Once through the main gate, the anayol (main road) takes you up to the left. First you will see two cisterns, one to each side, as well as the former stables, which now house the ‘Introduction Section’. This is a small visual display that briefly explains the castle’s history. A few metres further on, as the path turns sharply to the right, is the corner tower. After a few minutes’ climb you reach the main gatehouse, a huge and powerful arched structure that originally closed with a drawbridge.

St Hilarion is tucked in a craggy hilltop among winding paths © ElenYrebyata, Shutterstock

At the end of the gatehouse passageway, a set of steps leads up to the Byzantine church, quite well preserved and with faint traces of 12th-century paintings on the south (car park) side of the wall.
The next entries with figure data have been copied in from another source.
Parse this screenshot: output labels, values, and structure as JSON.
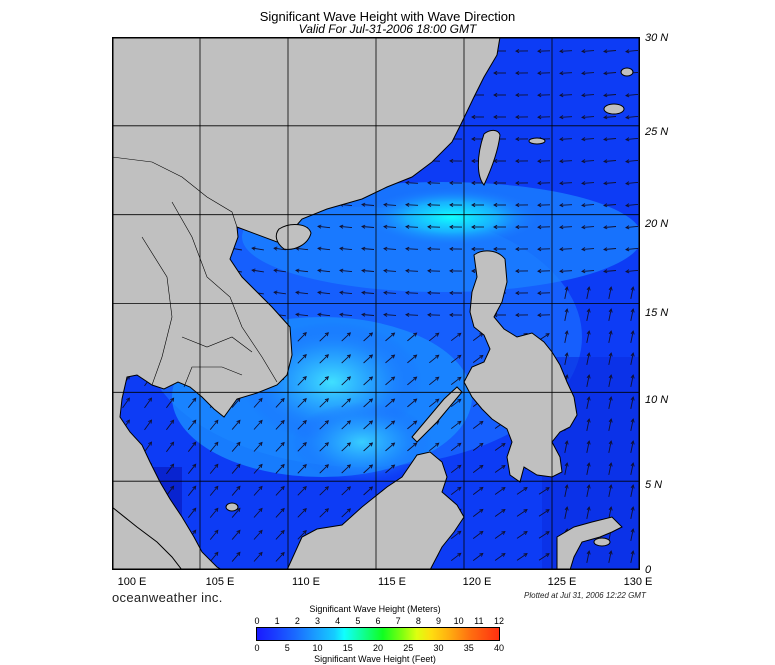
{
  "header": {
    "title": "Significant Wave Height with Wave Direction",
    "subtitle": "Valid For Jul-31-2006 18:00 GMT"
  },
  "map": {
    "lon_range": [
      100,
      130
    ],
    "lat_range": [
      0,
      30
    ],
    "lat_labels": [
      "30 N",
      "25 N",
      "20 N",
      "15 N",
      "10 N",
      "5 N",
      "0"
    ],
    "lon_labels": [
      "100 E",
      "105 E",
      "110 E",
      "115 E",
      "120 E",
      "125 E",
      "130 E"
    ],
    "colors": {
      "land": "#c0c0c0",
      "sea_low": "#0a3cf5",
      "sea_high": "#10ffff",
      "grid": "#000000"
    }
  },
  "footer": {
    "brand": "oceanweather inc.",
    "plotted": "Plotted at Jul 31, 2006 12:22 GMT"
  },
  "legend": {
    "title_meters": "Significant Wave Height (Meters)",
    "title_feet": "Significant Wave Height (Feet)",
    "meters_ticks": [
      "0",
      "1",
      "2",
      "3",
      "4",
      "5",
      "6",
      "7",
      "8",
      "9",
      "10",
      "11",
      "12"
    ],
    "feet_ticks": [
      "0",
      "5",
      "10",
      "15",
      "20",
      "25",
      "30",
      "35",
      "40"
    ]
  }
}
Some restoration work was done here in 1959. It is larger than you would expect for a castle chapel, and this is because it belonged originally to a 10th-century monastery built here by the Byzantines to honour St Hilarion, a hermit who had fled to Cyprus from the Holy Land to escape persecution. He died here in a nearby cave.

The area all around the church was originally the monastery, and the rooms to the north and east of it were the buttery, cellars, kitchen, belvedere and castellan’s (commander’s) room. The largest room in this group was the refectory, or main hall, used in Lusignan Crusader times as a banqueting hall. It has now been restored as the modest Café 101, selling tea and coffee, soft drinks and homemade honey. The walls are currently home to an excellent display of wildflower photographs, the work of the café’s proprietor Mustafa Gürsel.

Immediately below is another series of rooms, thought to be barracks built for the 14th-century Crusader knights, which are curious in that their floors follow the contours of the natural bedrock below. Along from these, to the east, are the summer royal apartments, accessible by way of a wooden staircase.

From the refectory in the central, middle section of the castle, you now continue to the uppermost and in many ways most intriguing part: the winter royal apartments and watchtowers. The path zigzags steeply up on uneven rock steps. In the heavy rains and floods of 1968 it was washed away completely, and access to the castle summit was impossible. Just as the path begins, notice below you to the right a huge open cistern designed to collect winter rainfall.